ECLI:NL:GHARL:2025:395

Gerechtshof Arnhem-Leeuwarden

Datum uitspraak
28 januari 2025
Publicatiedatum
28 januari 2025
Zaaknummer
200.304.907/01
Instantie
Gerechtshof Arnhem-Leeuwarden
Type
Uitspraak
Rechtsgebied
Civiel recht
Procedures
  • Tussenuitspraak
Vindplaatsen
  • Rechtspraak.nl
AI samenvatting door LexboostAutomatisch gegenereerd

Tussenuitspraak in hoger beroep over schadevergoeding door aardbevingen veroorzaakt door gaswinning

In deze zaak heeft het Gerechtshof Arnhem-Leeuwarden op 28 januari 2025 een tussenuitspraak gedaan in een hoger beroep dat is ingesteld door een vennootschap onder firma (VOF) en twee appellanten tegen de Nederlandse Aardolie Maatschappij B.V. (NAM). De appellanten vorderen schadevergoeding voor de schade aan hun woon- en bedrijfspand, die is ontstaan door trillingen als gevolg van gaswinning. De rechtbank had eerder NAM veroordeeld tot betaling van een deel van de gevorderde schade, maar zowel de appellanten als NAM waren het niet eens met de uitspraak. De appellanten vorderden in totaal € 427.000,- aan herstel- en herhuisvestingskosten, maar de rechtbank kende slechts een bedrag van € 138.000,- toe aan herstelkosten en € 3.000,- aan buitengerechtelijke kosten. In de tussenuitspraak heeft het hof de vermeerdering van eis van de appellanten buiten beschouwing gelaten, omdat deze in strijd was met de goede procesorde. Het hof heeft tevens een deskundige benoemd om de schade te onderzoeken en te rapporteren over de overlap tussen herstelwerkzaamheden en versterkingswerkzaamheden die door de NCG zijn uitgevoerd. Het hof heeft de deskundige specifieke vragen voorgelegd en het voorschot op de kosten van de deskundige vastgesteld op € 8.000,-, te betalen door NAM. De deskundige moet zijn rapport vóór 1 mei 2025 indienen. De verdere beslissing in de zaak is aangehouden.

Uitspraak

GERECHTSHOF ARNHEM-LEEUWARDEN
locatie Leeuwarden, afdeling civiel
zaaknummer gerechtshof 200.304.907/01
zaaknummer rechtbank Noord-Nederland 131864
arrest van 28 januari 2025
in de zaak van

1.[appellante1] VOF,

die is gevestigd in [plaats1] ,
2. [appellant2],
die woont in [plaats1] ,

3. [appellante3] ,

die woont in [plaats1] ,
die hoger beroep hebben ingesteld,
en bij de rechtbank optraden als eisers in conventie en gedaagden in reconventie,
hierna samen:
[appellanten]en ieder afzonderlijk
de vof, [appellant2]en
[appellante3],
advocaat: mr. M.J. Blokzijl te Groningen,
tegen
Nederlandse Aardolie Maatschappij B.V.,
die is gevestigd in 's-Gravenhage,
die ook hoger beroep heeft ingesteld,
en bij de rechtbank optrad als gedaagde in conventie en eiseres in reconventie,
hierna:
NAM.,
advocaat: mr. P.A.Th. Kostwinder te Groningen.
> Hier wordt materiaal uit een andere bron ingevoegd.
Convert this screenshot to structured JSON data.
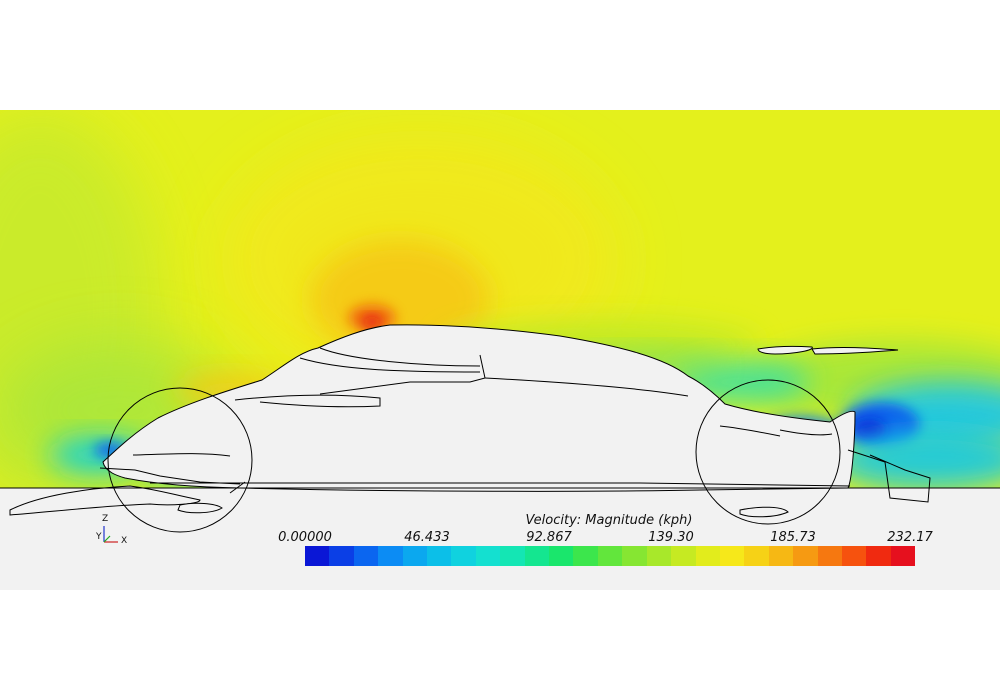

1.Het verloop van de procedure in hoger beroep

1.1
Naar aanleiding van het arrest van 25 juni 2024 hebben partijen de volgende processtukken gewisseld:
- een ‘akte uitlaten na (tussen)arrest d.d. 25 juni 2024’ door NAM;
- een ‘akte na tussenarrest d.d. 25 juni 2024 tevens verzoek tot benoeming van een deskundige tevens akte wijziging van eis’ (met producties) door [appellanten] ;
- een akte uitlaten eiswijziging door NAM.
1.2 Vervolgens hebben partijen de processtukken bij het hof ingediend en heeft het hof een datum vastgesteld waarop dit arrest wordt gewezen.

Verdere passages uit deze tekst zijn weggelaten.